December 3, 2021 — Atropos Health is featured in a new WSJ article as part of its “Future of Everything” series.
The Atropos Health Prognostogram and informatics consult are described alongside Epic’s Cosmos and ASCO’s CancerLinQ products — together, three of the leading offerings bringing real-world insights to the point of care.
Key highlights below and full story here:
For almost any patient a doctor sees today—whether for, say, asthma, high cholesterol or sepsis—hundreds or perhaps tens of thousands of similar patients “have already had the care and have had outcomes, good or bad,” says Saurabh Gombar, co-founder and chief medical officer of Silicon Valley startup Atropos Health. To be sure, patient records are observational, and thus subject to confounders and other shortcomings that can undercut their reliability in pointing to treatment options. But the gold standard has its own issues. Randomized clinical trials, which control for differences in patient health status and other variables, are the preferred evidence to inform patient care. Yet such trials generally exclude an especially common group of patients—those with multiple ailments. Moreover, the elderly, children, women, minority groups and people who live far from medical research centers have long been underrepresented in such studies.
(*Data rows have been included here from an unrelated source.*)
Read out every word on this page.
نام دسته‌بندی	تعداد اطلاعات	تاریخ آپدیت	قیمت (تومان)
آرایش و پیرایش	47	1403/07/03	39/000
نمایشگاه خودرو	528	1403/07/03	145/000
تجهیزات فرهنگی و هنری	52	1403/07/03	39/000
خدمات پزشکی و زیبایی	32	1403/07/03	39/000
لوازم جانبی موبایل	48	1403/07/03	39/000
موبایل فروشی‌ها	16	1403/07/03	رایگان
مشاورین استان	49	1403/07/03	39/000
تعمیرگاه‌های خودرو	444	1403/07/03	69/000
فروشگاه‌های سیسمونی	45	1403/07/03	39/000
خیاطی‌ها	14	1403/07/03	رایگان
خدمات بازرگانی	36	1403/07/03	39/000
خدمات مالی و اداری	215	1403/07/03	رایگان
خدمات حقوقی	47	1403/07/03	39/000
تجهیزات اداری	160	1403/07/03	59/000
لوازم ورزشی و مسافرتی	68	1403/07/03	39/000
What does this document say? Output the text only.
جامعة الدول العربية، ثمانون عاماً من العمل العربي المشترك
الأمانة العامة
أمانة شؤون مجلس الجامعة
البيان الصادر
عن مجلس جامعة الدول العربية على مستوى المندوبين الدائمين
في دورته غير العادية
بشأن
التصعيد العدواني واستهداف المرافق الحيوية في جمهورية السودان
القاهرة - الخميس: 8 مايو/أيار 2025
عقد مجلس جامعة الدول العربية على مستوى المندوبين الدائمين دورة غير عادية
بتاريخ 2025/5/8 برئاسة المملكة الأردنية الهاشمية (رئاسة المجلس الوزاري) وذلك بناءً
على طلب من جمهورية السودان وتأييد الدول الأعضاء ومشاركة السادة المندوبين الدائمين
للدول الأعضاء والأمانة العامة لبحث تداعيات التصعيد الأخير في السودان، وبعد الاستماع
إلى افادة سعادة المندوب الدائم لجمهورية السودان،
As a result, the highest-quality evidence that medicine produces doesn’t apply to most patients doctors see in daily practice. “There are so many clinical situations where the evidence that is needed does not exist,” says Nigam Shah, professor of medicine and biomedical data science at Stanford University Medical School.
“Observational data have errors,” says Stanford’s Dr. Shah, who is also co-founder and a technical adviser for Atropos Health. “But that’s not an excuse to say we have all this data and we’re not going to use it ever.”